Ellen Chew of Shan Shui, talks about opening up at Bicester Village

Let’s get something out of the way: I love shopping at Bicester Village. I commute from London Marylebone at least seven times a year to do my shopping.

I love the brands, the atmosphere of the village and the service that comes along with it. So, it comes as no surprise that out of the eight restaurants I currently operate, Shan Shui is my spoiled child.

Don’t get me wrong though. I love my other outlets and concepts. After all these years of blood, sweat and tears they’re all dear to me. It was an arduous journey when I left my job in Singapore to come to London in 2006. All I had was my luggage and a gigantic dream of starting my very own restaurant business. I love travelling and I love food so opening a restaurant in London seemed like an obvious choice since it’s so well connected to countries in the West.
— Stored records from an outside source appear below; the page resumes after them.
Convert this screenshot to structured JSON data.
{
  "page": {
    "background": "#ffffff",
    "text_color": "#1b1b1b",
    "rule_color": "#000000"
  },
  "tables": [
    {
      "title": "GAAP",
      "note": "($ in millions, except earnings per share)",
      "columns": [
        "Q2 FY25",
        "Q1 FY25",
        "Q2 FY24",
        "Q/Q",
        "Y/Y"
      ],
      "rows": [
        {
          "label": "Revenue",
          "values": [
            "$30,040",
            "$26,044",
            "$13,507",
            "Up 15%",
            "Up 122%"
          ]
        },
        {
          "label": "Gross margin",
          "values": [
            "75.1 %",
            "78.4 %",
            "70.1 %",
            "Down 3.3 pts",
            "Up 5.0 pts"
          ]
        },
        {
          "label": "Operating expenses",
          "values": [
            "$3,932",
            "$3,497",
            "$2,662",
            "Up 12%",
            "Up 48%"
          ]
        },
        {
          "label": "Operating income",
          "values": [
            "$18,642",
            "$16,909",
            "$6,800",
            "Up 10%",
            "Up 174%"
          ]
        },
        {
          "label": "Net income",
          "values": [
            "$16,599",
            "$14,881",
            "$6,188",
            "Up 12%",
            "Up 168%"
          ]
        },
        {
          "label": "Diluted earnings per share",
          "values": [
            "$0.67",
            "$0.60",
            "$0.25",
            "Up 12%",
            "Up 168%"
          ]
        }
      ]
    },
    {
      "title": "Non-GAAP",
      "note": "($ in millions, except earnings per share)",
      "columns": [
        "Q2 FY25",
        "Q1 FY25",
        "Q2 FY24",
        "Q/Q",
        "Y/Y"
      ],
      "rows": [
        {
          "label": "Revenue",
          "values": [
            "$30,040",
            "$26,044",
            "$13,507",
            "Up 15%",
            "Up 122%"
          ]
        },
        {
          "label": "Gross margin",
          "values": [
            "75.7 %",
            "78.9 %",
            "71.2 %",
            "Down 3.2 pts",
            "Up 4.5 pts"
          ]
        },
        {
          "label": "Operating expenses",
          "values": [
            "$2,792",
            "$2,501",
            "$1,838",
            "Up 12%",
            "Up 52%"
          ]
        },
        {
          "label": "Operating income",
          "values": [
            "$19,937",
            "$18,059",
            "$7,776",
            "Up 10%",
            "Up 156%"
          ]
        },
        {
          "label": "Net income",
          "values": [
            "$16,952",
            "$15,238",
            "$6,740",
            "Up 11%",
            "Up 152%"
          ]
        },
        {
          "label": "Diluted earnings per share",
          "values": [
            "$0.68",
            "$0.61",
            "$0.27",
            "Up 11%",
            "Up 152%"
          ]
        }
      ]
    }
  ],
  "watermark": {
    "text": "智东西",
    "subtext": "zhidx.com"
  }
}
In Singapore, I worked for food court giants, Kopitiam. My job there was to basically scout for F&B tenants suitable for the demographics of the different locations Kopitiam was established in. My strength lies in finding gaps in different locations and plugging those gaps with exciting F&B concepts. So, when I planned to open my first restaurant in London 10 years ago, I wanted to create a unique experience for the locals: something they have not seen before. That’s when I opened Noodle Oodle – the first hand-pulled noodle restaurant in London. It created a huge buzz as intrigued passers-by filmed the traditional process of noodle making in front of our restaurant. It wasn’t long before that became a huge success.

Using this same formula of creating working F&B trends specific to locations and their demographics, I’ve gone on to open concepts such as Rasa Sayang, a Singaporean/Malaysian restaurant in London Chinatown and Tapas restaurant, Lobos in Borough and Soho.

It was not long before I set my sights on my favourite shopping destination – Bicester Village. Over the years, I’ve noticed the rapidly growing number of Chinese tourists coming to the Village to shop, but I’ve also noticed that there isn’t an establishment here offering authentic Chinese cuisine to this massive market. And, If I’m honest, after a long day’s shopping at the Village, I’ve personally hankered for a nice warm bowl of noodles to recharge!

That’s when I developed the idea of opening the restaurant that would reflect what I grew up eating.

My grandmother, who is originally Shanghainese, moved to Singapore when she was a teen. Her love for cooking has seen her experimenting with ingredients, spices and recipes from both worlds and we got to enjoy the fruits of her culinary labour and that was exactly what I planned to offer at Bicester Village. Shan Shui’s menu is curated to excite our diners’ palates with the dynamic taste of traditional Shanghainese cuisine as well as the eclectic dishes from the diverse culinary scene of South-East Asia.

We also aim to keep things interesting for our diners in our menu. Take for example the Crispy Sichuan Mala Chicken: this dish consists of deep-fried, bite-sized pieces of crispy chicken that has been marinated with numbing Sichuan peppercorns and other aromatics. As you can imagine, the end result is a real sensory treat what with its wide spectrum of flavours. To make things even more exciting, this dish is covered in plenty of dried chillies, so you will find yourself hunting for the bite-sized pieces of chicken with your chopsticks.

To date, Shan Shui is also my prettiest restaurant in terms of the interior décor. Being in glamorous Bicester Village we had to look the part: Shan Shui’s look is reminiscent of 1920s Shanghai, which was its most glamorous era. Because the restaurant holds such personal significance to me, I’ve adorned the walls with old pictures of my family and a collection of Chinese paraphernalia, some of which are handed down to me by my parents and grandparents. I look forward to sharing our brand of Chinese and Asian delights.